I wanna know what happened to Jin after Claire left her camp to go to the temple.
I am thinking Jacob and Smokie are white and black playing backgammon with the Losties as pieces. I don't know that either is "good" or "bad;" they are like gods toying with the people. And I suspect the point of the show will be taht the people have the "power" or will or whatever to defy being toyed with, subvert the game, and chart their own destiny.

I am finding it hard to see what "answers" were provided in this episode. But I guess that is ABC's promotions department and it did work to build hype.
At the start of the season it seemed that the 15 or so episodes wouldn't be enough to address all the questions. Now it seems like it may be too many and they are just dragging things out, albeit often in an artful way.

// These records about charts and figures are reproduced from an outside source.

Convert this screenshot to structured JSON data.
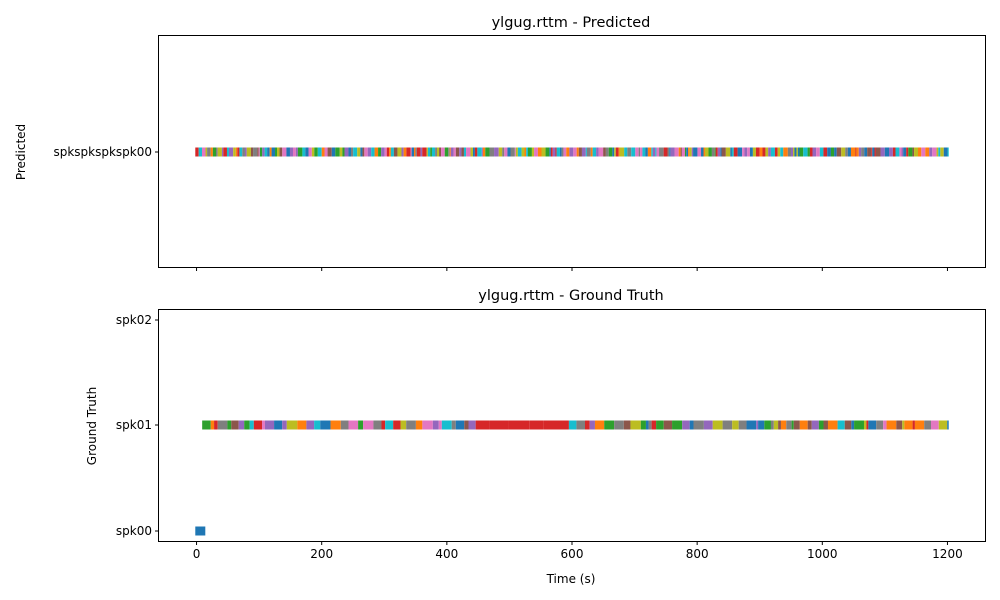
{
  "chart_data": [
    {
      "type": "timeline",
      "title": "ylgug.rttm - Predicted",
      "ylabel": "Predicted",
      "xlabel": "",
      "xlim": [
        -60,
        1260
      ],
      "xticks": [
        0,
        200,
        400,
        600,
        800,
        1000,
        1200
      ],
      "show_xtick_labels": false,
      "categories": [
        "spkspkspkspk00"
      ],
      "segment_range": [
        -2,
        1202
      ],
      "segment_lane": "spkspkspkspk00",
      "grid": false
    },
    {
      "type": "timeline",
      "title": "ylgug.rttm - Ground Truth",
      "ylabel": "Ground Truth",
      "xlabel": "Time (s)",
      "xlim": [
        -60,
        1260
      ],
      "xticks": [
        0,
        200,
        400,
        600,
        800,
        1000,
        1200
      ],
      "show_xtick_labels": true,
      "categories": [
        "spk00",
        "spk01",
        "spk02"
      ],
      "segments": [
        {
          "lane": "spk00",
          "start": -2,
          "end": 14,
          "color": "#1f77b4"
        }
      ],
      "segment_range": [
        9,
        1202
      ],
      "segment_lane": "spk01",
      "grid": false
    }
  ],
  "palette": [
    "#1f77b4",
    "#ff7f0e",
    "#2ca02c",
    "#d62728",
    "#9467bd",
    "#8c564b",
    "#e377c2",
    "#7f7f7f",
    "#bcbd22",
    "#17becf"
  ]
}
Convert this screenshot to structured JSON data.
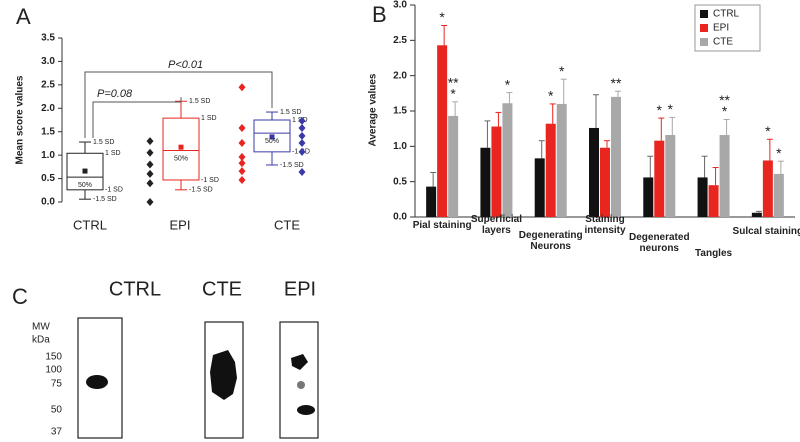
{
  "panels": [
    "A",
    "B",
    "C"
  ],
  "chart_data": [
    {
      "type": "box",
      "ylabel": "Mean score values",
      "ylim": [
        0,
        3.5
      ],
      "yticks": [
        {
          "value": 0,
          "label": "0.0"
        },
        {
          "value": 0.5,
          "label": "0.5"
        },
        {
          "value": 1,
          "label": "1.0"
        },
        {
          "value": 1.5,
          "label": "1.5"
        },
        {
          "value": 2,
          "label": "2.0"
        },
        {
          "value": 2.5,
          "label": "2.5"
        },
        {
          "value": 3,
          "label": "3.0"
        },
        {
          "value": 3.5,
          "label": "3.5"
        }
      ],
      "categories": [
        "CTRL",
        "EPI",
        "CTE"
      ],
      "box_labels": [
        "1.5 SD",
        "1 SD",
        "50%",
        "-1 SD",
        "-1.5 SD"
      ],
      "boxes": [
        {
          "color": "#222222",
          "whisker_high": 1.28,
          "q_high": 1.04,
          "median": 0.53,
          "q_low": 0.26,
          "whisker_low": 0.06,
          "mean": 0.66,
          "points": [
            1.3,
            1.05,
            0.8,
            0.6,
            0.4,
            0.0
          ]
        },
        {
          "color": "#e8251f",
          "whisker_high": 2.15,
          "q_high": 1.79,
          "median": 1.1,
          "q_low": 0.47,
          "whisker_low": 0.26,
          "mean": 1.17,
          "points": [
            2.45,
            1.58,
            1.26,
            0.96,
            0.83,
            0.66,
            0.47
          ]
        },
        {
          "color": "#3a3aa8",
          "whisker_high": 1.92,
          "q_high": 1.75,
          "median": 1.47,
          "q_low": 1.07,
          "whisker_low": 0.79,
          "mean": 1.39,
          "points": [
            1.73,
            1.58,
            1.41,
            1.26,
            1.07,
            0.64
          ]
        }
      ],
      "annotations": [
        "P=0.08",
        "P<0.01"
      ]
    },
    {
      "type": "bar",
      "ylabel": "Average values",
      "ylim": [
        0,
        3
      ],
      "yticks": [
        {
          "value": 0,
          "label": "0.0"
        },
        {
          "value": 0.5,
          "label": "0.5"
        },
        {
          "value": 1,
          "label": "1.0"
        },
        {
          "value": 1.5,
          "label": "1.5"
        },
        {
          "value": 2,
          "label": "2.0"
        },
        {
          "value": 2.5,
          "label": "2.5"
        },
        {
          "value": 3,
          "label": "3.0"
        }
      ],
      "categories": [
        "Pial staining",
        "Superficial layers",
        "Degenerating Neurons",
        "Staining intensity",
        "Degenerated neurons",
        "Tangles",
        "Sulcal staining"
      ],
      "legend": "upper right",
      "series": [
        {
          "name": "CTRL",
          "color": "#111111",
          "values": [
            0.43,
            0.98,
            0.83,
            1.26,
            0.56,
            0.56,
            0.06
          ],
          "errors": [
            0.2,
            0.38,
            0.25,
            0.47,
            0.3,
            0.3,
            0.02
          ],
          "sig": [
            null,
            null,
            null,
            null,
            null,
            null,
            null
          ]
        },
        {
          "name": "EPI",
          "color": "#e8251f",
          "values": [
            2.43,
            1.28,
            1.32,
            0.98,
            1.08,
            0.45,
            0.8
          ],
          "errors": [
            0.28,
            0.2,
            0.28,
            0.1,
            0.32,
            0.25,
            0.3
          ],
          "sig": [
            "*",
            null,
            "*",
            null,
            "*",
            null,
            "*"
          ]
        },
        {
          "name": "CTE",
          "color": "#a8a8a8",
          "values": [
            1.43,
            1.61,
            1.6,
            1.7,
            1.16,
            1.16,
            0.61
          ],
          "errors": [
            0.2,
            0.15,
            0.35,
            0.08,
            0.25,
            0.22,
            0.18
          ],
          "sig": [
            [
              "*",
              "**"
            ],
            "*",
            "*",
            "**",
            "*",
            [
              "*",
              "**"
            ],
            "*"
          ]
        }
      ]
    }
  ],
  "blot": {
    "lanes": [
      "CTRL",
      "CTE",
      "EPI"
    ],
    "mw_label": [
      "MW",
      "kDa"
    ],
    "markers": [
      "150",
      "100",
      "75",
      "50",
      "37"
    ]
  }
}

I thought this episode was OK, but I think this whole season has one big flaw. The flash sideways are sometimes interesting, but they have little emotional impact because we don't really know the context of what we are seeing. I am sure the writers will eventually get around to explaining it, whether they are alternate realities, some cosmic reward or punishment based on their island decisions and actions, a result of what 'team' they joined, or whatever. But for now, without knowing that context, I find it pretty hard to care what happens in any of them.